Challenges and Opportunities in Global Climate Diplomacy with Katja Biedenkopf

Amid increasing concerns on global climate change, Dr. Katja Biedenkopf, DAAD/AICGS Research Fellow and Assistant Professor at the University of Leuven, discusses the politics of current global climate negotiations with AICGS President Dr. Jackson Janes. She points out that, despite the achievement of the recent Paris Agreement, more serious commitments from governments around the world are needed to counter the threat of substantial climate change. Dr. Biedenkopf observes that while the politics of climate change in Germany is coherent among established parties, substantial commitment on climate policy in the U.S. is obstructed by a fragmented state-by-state approach as well as a divided U.S. Congress. Despite political challenges, she says, the private sector can benefit enormously from development of green technologies, as the market has demonstrated in Germany. International partners outside of the transatlantic network can also aid the advancement of technological and policy innovation.

June 3, 2016
The views expressed are those of the author(s) alone. They do not necessarily reflect the views of the American Institute for Contemporary German Studies.

Katja Biedenkopf

University of Leuven, Belgium

Dr. Katja Biedenkopf was a Visiting Fellow and DAAD/AICGS Research Fellow from February through July 2016. She is Assistant Professor at the University of Leuven, Belgium. Her research centers on climate and environmental policy. Dr. Biedenkopf has conducted research on the external effects of European Union environmental policy on the United States, China, and South Korea, in particular in the areas of electronic waste, chemicals, and climate policy. She also has worked on questions regarding global environmental governance, the diffusion of greenhouse gas emissions trading, and policy entrepreneurship. Previously, Dr. Biedenkopf worked as an Assistant Professor at the University of Amsterdam, the Netherlands; as a postdoctoral fellow at the Free University of Berlin, Germany; and as a doctoral research fellow at the Vrije Universiteit Brussels, Belgium. Prior to her academic career, Dr. Biedenkopf worked as EU Affairs Manager at the American Electronics Association, a Brussels-based trade association.

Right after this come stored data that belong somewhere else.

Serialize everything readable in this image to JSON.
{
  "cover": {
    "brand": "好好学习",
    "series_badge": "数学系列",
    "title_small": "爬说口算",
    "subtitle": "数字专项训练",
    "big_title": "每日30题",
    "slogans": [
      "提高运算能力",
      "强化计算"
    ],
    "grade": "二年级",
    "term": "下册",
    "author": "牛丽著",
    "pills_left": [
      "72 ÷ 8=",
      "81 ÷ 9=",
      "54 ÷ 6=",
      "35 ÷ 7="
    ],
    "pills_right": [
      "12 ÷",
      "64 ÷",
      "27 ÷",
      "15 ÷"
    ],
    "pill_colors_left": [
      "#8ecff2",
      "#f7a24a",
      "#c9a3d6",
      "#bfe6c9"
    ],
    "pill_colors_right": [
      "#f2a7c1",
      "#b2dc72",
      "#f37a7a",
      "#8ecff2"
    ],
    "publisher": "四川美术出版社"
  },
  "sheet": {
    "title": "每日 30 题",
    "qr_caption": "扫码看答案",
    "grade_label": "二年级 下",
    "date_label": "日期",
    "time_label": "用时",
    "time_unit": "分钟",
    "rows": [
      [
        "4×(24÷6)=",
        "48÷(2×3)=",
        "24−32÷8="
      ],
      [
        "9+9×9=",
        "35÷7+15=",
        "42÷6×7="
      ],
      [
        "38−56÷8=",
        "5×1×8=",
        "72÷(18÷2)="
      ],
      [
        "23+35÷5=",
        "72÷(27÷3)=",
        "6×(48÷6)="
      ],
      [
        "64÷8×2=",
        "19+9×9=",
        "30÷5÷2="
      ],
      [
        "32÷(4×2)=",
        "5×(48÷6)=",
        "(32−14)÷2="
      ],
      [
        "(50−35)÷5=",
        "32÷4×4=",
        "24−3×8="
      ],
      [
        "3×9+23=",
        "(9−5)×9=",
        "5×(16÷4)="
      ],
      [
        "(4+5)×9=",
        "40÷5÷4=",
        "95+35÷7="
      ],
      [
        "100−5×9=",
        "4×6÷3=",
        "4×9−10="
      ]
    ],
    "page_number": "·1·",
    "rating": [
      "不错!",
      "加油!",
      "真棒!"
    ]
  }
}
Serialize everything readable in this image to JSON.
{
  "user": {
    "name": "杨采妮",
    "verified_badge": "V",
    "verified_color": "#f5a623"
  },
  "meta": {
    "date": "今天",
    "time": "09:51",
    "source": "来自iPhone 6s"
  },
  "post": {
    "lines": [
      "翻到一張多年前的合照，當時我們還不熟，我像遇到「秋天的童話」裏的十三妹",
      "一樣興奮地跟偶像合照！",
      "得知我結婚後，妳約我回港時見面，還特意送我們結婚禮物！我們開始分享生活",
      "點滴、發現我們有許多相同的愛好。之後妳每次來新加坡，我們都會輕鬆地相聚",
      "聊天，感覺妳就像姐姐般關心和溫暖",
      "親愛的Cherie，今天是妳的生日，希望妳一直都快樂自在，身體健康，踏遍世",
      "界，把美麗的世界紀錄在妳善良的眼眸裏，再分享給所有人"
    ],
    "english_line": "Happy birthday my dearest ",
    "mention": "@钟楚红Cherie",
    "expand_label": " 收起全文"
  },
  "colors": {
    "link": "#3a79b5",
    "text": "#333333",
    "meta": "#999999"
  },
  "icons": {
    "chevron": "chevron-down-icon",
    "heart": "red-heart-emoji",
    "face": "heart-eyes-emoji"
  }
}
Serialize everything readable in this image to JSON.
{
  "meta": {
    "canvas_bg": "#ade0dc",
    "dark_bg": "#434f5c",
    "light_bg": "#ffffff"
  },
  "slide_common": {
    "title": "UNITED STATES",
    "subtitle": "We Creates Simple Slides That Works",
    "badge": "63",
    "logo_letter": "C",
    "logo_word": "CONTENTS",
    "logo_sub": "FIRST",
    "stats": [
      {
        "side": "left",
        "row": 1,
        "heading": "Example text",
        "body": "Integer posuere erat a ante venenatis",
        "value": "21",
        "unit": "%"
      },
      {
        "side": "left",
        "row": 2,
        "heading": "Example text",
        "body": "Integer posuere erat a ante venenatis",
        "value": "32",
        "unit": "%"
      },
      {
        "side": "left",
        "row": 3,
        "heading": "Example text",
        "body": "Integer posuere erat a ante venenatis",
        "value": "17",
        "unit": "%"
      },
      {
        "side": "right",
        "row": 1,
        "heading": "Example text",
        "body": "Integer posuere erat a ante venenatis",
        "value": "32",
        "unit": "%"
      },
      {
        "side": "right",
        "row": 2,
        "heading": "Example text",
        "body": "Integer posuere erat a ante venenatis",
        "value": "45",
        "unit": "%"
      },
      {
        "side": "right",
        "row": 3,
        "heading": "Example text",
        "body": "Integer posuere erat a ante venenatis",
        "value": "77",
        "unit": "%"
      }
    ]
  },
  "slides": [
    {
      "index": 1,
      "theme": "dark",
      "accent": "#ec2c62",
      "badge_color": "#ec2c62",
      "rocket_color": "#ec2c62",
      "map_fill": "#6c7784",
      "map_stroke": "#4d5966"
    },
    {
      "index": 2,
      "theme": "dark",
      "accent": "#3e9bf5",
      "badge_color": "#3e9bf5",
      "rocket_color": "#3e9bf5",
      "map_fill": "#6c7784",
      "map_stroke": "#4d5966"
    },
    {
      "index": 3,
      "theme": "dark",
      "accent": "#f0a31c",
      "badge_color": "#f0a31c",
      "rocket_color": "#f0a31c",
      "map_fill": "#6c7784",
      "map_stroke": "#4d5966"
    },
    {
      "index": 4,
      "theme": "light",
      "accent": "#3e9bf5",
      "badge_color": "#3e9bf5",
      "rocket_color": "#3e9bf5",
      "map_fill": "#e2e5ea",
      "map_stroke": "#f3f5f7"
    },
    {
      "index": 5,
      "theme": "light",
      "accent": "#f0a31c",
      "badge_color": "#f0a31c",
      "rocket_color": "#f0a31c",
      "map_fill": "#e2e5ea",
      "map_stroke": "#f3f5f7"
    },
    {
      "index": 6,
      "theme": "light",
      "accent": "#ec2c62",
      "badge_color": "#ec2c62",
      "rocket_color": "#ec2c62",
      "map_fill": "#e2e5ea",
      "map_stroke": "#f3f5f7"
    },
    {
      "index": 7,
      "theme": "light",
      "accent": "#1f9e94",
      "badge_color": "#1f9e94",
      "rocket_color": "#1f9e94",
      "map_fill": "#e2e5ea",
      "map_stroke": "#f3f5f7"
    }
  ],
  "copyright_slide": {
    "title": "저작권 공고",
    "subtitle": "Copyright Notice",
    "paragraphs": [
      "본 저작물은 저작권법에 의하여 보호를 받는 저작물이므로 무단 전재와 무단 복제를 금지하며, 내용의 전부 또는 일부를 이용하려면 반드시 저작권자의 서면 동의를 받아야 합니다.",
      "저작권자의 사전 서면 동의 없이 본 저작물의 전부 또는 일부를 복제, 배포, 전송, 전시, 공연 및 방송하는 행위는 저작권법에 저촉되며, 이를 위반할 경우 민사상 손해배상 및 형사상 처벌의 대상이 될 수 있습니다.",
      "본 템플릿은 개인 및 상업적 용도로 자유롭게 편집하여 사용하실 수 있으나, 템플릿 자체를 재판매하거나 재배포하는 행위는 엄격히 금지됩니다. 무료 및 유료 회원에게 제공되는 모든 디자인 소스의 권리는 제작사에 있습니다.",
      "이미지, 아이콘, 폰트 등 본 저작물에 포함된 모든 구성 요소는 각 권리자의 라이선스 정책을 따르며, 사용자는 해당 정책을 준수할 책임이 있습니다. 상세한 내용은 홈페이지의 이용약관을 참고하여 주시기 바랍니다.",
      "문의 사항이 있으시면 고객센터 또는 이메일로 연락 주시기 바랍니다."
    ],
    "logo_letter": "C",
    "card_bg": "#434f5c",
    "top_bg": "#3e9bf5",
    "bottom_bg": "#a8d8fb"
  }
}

Dr. Biedenkopf’s research project at AICGS analyzes and compares the ways in which Germany, the United States, and the European Union engage in climate diplomacy. To push for the adoption of an international climate agreement in Paris in December 2015, Germany, the U.S., and the EU, among other nations, stepped up their outreach to various countries, trying to build momentum for the negotiation process. Their climate diplomacy strategies aimed at shaping debates and influencing the definition of countries’ national interests so as to influence their position in the negotiations. The project maps, analyzes, and compares these initiatives.